Oct 13, 2014

1950 Girls Dress- a few tricks for well matched seams

I was so excited when I found this fabric.  It met my daughter's requirements for "not girly" and was a nice small geometric that I thought would match well.  However, I made a huge mistake by not checking to see that is was printed on the true grain and guess what.  It wasn't.  What I thought would be a quick and easy match job turned into a nightmare!

Luckily, I have a few tricks to deal with that sort of thing, and that starts with the right tools: Lots of pins to help match pattern points, wax crayon to mark cutting lines, and chalk to mark seam lines and pattern marks.


I'm a huge fan of chalk, and always mark my seam lines when doing precision sewing.  For the center front piece below, I placed the pattern on the fabric so the center front fell at the center of the fabric design.  I marked the seam with chalk, then folded the fabric right side out along the center front.  Smoothed the fabric gently, then gave several swift taps along the seam line to transfer the chalk to the unmarked side.  Open it up a viola, all the lines have been transferred.

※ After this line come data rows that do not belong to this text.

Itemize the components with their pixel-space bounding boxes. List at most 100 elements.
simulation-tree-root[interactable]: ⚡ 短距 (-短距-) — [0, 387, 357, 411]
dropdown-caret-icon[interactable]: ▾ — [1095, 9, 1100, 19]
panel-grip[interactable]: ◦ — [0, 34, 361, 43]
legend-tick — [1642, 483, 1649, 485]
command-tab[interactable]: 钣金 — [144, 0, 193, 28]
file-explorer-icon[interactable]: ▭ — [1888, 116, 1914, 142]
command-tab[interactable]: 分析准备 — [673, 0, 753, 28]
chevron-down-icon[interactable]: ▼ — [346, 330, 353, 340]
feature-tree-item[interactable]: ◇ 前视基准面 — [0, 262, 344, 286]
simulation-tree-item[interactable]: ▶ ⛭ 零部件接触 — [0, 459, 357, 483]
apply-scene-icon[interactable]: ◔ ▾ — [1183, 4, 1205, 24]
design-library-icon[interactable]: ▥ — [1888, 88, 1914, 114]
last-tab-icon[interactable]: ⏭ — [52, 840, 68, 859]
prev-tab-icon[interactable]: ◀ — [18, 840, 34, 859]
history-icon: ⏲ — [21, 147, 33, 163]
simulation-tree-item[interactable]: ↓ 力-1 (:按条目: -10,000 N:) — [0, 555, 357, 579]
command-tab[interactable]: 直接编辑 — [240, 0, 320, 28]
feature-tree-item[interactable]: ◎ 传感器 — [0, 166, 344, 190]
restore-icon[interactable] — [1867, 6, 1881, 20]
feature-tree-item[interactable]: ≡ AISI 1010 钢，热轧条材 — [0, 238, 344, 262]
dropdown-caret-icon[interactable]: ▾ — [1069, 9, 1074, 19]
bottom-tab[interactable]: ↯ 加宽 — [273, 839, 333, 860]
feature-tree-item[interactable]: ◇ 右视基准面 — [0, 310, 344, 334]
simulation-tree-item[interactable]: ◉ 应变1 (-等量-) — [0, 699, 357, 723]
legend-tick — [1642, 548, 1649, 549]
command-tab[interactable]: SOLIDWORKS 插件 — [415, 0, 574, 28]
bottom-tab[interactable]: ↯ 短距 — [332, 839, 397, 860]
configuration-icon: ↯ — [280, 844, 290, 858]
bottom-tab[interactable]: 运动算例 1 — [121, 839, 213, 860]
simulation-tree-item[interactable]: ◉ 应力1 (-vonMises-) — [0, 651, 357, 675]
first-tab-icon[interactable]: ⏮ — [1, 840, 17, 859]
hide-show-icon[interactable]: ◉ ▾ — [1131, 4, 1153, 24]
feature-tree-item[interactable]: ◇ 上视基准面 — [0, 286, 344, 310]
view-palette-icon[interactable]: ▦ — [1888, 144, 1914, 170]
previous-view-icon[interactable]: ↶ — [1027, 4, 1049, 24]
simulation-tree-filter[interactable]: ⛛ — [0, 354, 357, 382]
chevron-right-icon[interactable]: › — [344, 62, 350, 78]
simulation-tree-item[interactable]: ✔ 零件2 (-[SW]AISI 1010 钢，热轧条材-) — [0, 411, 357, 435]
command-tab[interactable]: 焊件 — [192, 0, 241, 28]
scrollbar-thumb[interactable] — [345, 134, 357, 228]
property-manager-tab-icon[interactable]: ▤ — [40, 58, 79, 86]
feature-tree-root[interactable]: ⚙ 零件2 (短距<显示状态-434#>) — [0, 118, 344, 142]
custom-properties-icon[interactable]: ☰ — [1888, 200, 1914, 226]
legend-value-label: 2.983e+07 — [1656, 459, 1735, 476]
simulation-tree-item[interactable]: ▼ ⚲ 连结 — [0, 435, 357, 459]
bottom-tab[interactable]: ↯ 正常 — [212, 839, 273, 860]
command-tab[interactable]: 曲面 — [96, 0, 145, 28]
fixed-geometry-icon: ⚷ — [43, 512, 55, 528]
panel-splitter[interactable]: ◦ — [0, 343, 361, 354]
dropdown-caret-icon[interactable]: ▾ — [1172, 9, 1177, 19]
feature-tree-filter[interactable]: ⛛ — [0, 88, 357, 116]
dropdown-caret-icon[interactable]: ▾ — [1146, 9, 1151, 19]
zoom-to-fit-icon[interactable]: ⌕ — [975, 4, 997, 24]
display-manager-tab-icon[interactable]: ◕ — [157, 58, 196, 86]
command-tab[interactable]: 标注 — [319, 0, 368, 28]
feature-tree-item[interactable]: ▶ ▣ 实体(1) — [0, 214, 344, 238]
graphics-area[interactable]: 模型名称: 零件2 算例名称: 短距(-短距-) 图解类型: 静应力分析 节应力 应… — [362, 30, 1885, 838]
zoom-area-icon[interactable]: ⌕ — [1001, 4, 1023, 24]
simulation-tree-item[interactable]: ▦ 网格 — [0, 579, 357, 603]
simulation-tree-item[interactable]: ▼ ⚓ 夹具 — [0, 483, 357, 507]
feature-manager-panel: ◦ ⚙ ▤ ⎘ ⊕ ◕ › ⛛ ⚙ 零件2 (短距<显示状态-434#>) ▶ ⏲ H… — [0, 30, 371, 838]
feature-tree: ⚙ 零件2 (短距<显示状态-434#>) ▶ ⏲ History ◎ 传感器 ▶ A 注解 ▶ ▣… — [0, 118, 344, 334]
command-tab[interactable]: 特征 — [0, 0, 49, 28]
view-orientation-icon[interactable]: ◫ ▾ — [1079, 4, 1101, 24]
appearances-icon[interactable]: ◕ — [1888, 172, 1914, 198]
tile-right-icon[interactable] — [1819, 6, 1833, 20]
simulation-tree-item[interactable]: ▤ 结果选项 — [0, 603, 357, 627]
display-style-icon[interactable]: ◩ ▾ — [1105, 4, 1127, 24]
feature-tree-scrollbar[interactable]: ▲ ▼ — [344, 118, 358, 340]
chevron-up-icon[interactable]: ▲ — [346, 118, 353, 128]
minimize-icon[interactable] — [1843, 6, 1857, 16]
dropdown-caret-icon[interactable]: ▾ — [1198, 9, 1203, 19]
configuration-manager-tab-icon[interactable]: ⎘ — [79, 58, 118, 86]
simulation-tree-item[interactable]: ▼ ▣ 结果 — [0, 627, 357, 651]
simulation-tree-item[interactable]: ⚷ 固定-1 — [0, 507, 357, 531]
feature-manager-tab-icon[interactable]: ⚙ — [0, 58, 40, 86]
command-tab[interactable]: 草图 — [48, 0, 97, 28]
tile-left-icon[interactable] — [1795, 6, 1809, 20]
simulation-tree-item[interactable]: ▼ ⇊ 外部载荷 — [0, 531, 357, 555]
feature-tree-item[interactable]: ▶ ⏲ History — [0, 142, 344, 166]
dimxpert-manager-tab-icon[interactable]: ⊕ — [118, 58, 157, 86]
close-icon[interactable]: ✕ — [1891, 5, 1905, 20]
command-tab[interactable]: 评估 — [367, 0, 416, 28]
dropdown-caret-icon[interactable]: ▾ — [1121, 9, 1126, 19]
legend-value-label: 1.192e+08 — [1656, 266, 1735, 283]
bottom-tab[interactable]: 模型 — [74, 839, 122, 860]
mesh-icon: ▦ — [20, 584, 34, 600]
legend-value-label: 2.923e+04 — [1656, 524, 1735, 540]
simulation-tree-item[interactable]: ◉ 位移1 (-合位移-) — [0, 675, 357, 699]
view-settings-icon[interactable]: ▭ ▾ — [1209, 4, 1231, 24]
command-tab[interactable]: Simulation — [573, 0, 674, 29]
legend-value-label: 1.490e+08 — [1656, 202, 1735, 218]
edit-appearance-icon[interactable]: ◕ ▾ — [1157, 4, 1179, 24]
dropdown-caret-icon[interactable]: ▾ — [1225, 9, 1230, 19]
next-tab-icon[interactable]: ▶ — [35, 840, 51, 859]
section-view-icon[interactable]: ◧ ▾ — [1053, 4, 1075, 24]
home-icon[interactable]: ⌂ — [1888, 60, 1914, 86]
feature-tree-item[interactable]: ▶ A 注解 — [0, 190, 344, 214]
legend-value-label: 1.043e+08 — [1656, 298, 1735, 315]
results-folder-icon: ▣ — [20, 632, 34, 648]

Lots of patience and some fiddling with layout, got  decent results for the shoulder seams above-left.  But nothing could give a perfect continuous pattern match on the center back, so I settled for a mirror image match.  Because the pattern wasn't true to the grain, I ended up sewing the seams from the seams I cared about by hand from the right side.  I went back with my machine to reinforce from the wrong side where necessary. 

With the bodice sewn, it was time to check and see how the skirt was going to fall over the petticoat. 
 Not bad.  though it is hard to get a good feel for the finished product with the seam allowances poking out.